And for many people, the financial freedom to tell your boss where they can shove it is the ultimate goal. Unfortunately, a lot of people have a very naive idea of what it takes to reach that financial freedom. Many people have performed the most rudimentry and obvious math: "I have $X, the average annual return of my investments is Y%, I need $Z per year to live, and X*Y is larger than Z, so FUCK OFF, BOSS!".
Unfortunately, there is a lot more to it. The stock market returns 8% on average, but in the last 100 years it has seen +55% years and -55% years. The standard deviation of the Dow Jones is about 19%. For the less mathematically inclined, what that means is the return of the Dow Jones will be 8% plus or minus 19%, 68% of the time, if it continues to perform the same as it has the last 100 years. If that sentence did not engender in you images of a confident retirement, good, you understand what it means.

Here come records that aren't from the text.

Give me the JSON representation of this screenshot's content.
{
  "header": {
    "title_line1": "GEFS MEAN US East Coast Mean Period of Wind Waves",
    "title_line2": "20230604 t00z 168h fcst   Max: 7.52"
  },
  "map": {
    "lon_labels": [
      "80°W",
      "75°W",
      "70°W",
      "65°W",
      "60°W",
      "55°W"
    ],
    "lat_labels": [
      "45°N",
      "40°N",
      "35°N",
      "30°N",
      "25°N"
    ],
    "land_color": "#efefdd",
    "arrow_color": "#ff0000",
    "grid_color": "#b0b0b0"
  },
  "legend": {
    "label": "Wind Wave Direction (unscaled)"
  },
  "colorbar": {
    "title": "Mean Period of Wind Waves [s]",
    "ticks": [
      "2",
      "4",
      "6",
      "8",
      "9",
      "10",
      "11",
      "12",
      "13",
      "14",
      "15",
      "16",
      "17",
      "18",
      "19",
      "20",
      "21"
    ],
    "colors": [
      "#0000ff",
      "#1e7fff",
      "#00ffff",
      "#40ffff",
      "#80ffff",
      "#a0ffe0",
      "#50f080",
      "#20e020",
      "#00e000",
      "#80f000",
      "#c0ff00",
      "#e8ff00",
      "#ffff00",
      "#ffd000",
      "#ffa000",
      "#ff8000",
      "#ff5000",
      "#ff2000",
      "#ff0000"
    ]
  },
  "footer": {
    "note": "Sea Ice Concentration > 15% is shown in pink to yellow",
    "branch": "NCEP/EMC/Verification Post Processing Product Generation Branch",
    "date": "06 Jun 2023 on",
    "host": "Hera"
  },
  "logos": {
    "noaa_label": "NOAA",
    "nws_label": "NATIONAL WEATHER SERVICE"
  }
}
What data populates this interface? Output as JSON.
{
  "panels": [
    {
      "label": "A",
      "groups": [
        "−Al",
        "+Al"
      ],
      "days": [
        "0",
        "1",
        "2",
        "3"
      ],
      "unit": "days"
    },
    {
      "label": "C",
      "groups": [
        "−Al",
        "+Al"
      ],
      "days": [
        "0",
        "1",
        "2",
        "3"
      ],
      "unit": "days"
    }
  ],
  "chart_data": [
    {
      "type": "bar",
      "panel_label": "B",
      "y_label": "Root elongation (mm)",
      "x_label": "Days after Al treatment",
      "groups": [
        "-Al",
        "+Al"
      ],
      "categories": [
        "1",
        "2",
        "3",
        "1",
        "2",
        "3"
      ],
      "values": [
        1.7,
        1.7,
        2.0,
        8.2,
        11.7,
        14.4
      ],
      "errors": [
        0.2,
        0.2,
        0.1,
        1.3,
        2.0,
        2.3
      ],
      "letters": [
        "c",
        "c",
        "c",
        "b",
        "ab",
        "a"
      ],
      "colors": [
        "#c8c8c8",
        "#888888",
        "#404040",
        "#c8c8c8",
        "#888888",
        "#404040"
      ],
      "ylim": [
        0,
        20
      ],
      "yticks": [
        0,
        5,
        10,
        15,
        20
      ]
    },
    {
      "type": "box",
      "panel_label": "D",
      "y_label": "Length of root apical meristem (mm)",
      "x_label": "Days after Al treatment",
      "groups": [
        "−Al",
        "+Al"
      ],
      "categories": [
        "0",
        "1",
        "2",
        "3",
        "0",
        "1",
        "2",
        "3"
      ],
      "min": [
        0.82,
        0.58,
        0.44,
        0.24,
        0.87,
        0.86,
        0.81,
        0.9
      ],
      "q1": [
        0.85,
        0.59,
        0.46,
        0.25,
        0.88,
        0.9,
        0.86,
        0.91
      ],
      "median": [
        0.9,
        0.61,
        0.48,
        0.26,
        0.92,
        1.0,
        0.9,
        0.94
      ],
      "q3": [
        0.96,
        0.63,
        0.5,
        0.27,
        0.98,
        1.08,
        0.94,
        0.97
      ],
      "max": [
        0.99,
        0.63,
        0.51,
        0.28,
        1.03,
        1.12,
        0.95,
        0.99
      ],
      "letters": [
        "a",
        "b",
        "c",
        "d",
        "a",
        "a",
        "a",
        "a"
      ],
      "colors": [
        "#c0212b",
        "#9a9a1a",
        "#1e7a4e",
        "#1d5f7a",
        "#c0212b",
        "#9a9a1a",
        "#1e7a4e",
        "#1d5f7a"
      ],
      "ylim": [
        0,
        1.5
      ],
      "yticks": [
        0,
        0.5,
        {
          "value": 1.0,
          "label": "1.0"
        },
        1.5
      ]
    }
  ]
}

This calculation uses a statistical method called Monte Carlo Analysis. Monte Carlo Analysis involves running a simulation many times and determining the likelihood of events by counting the results that actually happen. The simulation involves random variables so each run is different. If you use inputs and random variable distributions which accurately reflect reality, you can get very accurate probabilities. This method has been proven very effective, for example, in estimating probability in games of chance, because for those situations we have extremely good understanding of the distribution of random events, and the inputs. You could calculate the probability of getting a royal flush in poker using closed, deterministic equations, but if you didn't know how to do that, you could instead simply deal hundreds of thousands of hands, count up how many royal flushes you see, and the more simulations you run the closer you will get to the real answer.
Unlike a deck of cards, we never know what lies in store for the stock market. We can make informed guesses by looking not only at past values, but at the distribution of past values. Since the stock market is comprised of many different independent events, it is reasonable to approximate it using a normal distribution (thanks, central limit theorem). The simulation uses the inputs to simulate each year of your retirement, earning a market return, removing an annual distribution, adjusting everything for inflation, etc. If at any point you run out of money, you fail and die destitute. If you reach your age of death with more than zero dollars, you die happy and bequeath everything left to some combination of your precocious progeny and society-benefiting charities, in a ratio that would make Warren Buffet proud (a la his famous quote: "You should leave your children enough so they can do anything, but not enough so they can do nothing.”)
The entire simulation of your life, from the current year to your death, is then rerun hundreds of thousands of times, and the results counted. If the simulation says you make it 95% of the time, you can be pretty confident you will make it (especially if you make conservative choices in your inputs, like erring on the high side for inflation, annual distribution, standard deviation, and age of death, and on the low side for average return and social security distributions). If, however, the model thinks you run out of money more often than not, you are going to want to keep working and delay retirement a few more years. That said, do not skip the very important disclaimer below.
The disclaimer at the top of the landing page is not just to cover my own ass, I am NOT a professional financial advisor or investor or expert or anything. I just tell computers what to do for a living and one day I thought it'd be cute and funny to tell them to do this in a single snarky page you can laugh at and share with your friends. This tool should encourage you to think about the many benefits of not dying destitute, and seek professional help to ensure you do not. Use the calculations provided herein for anything beyond entertainment at your own financial peril.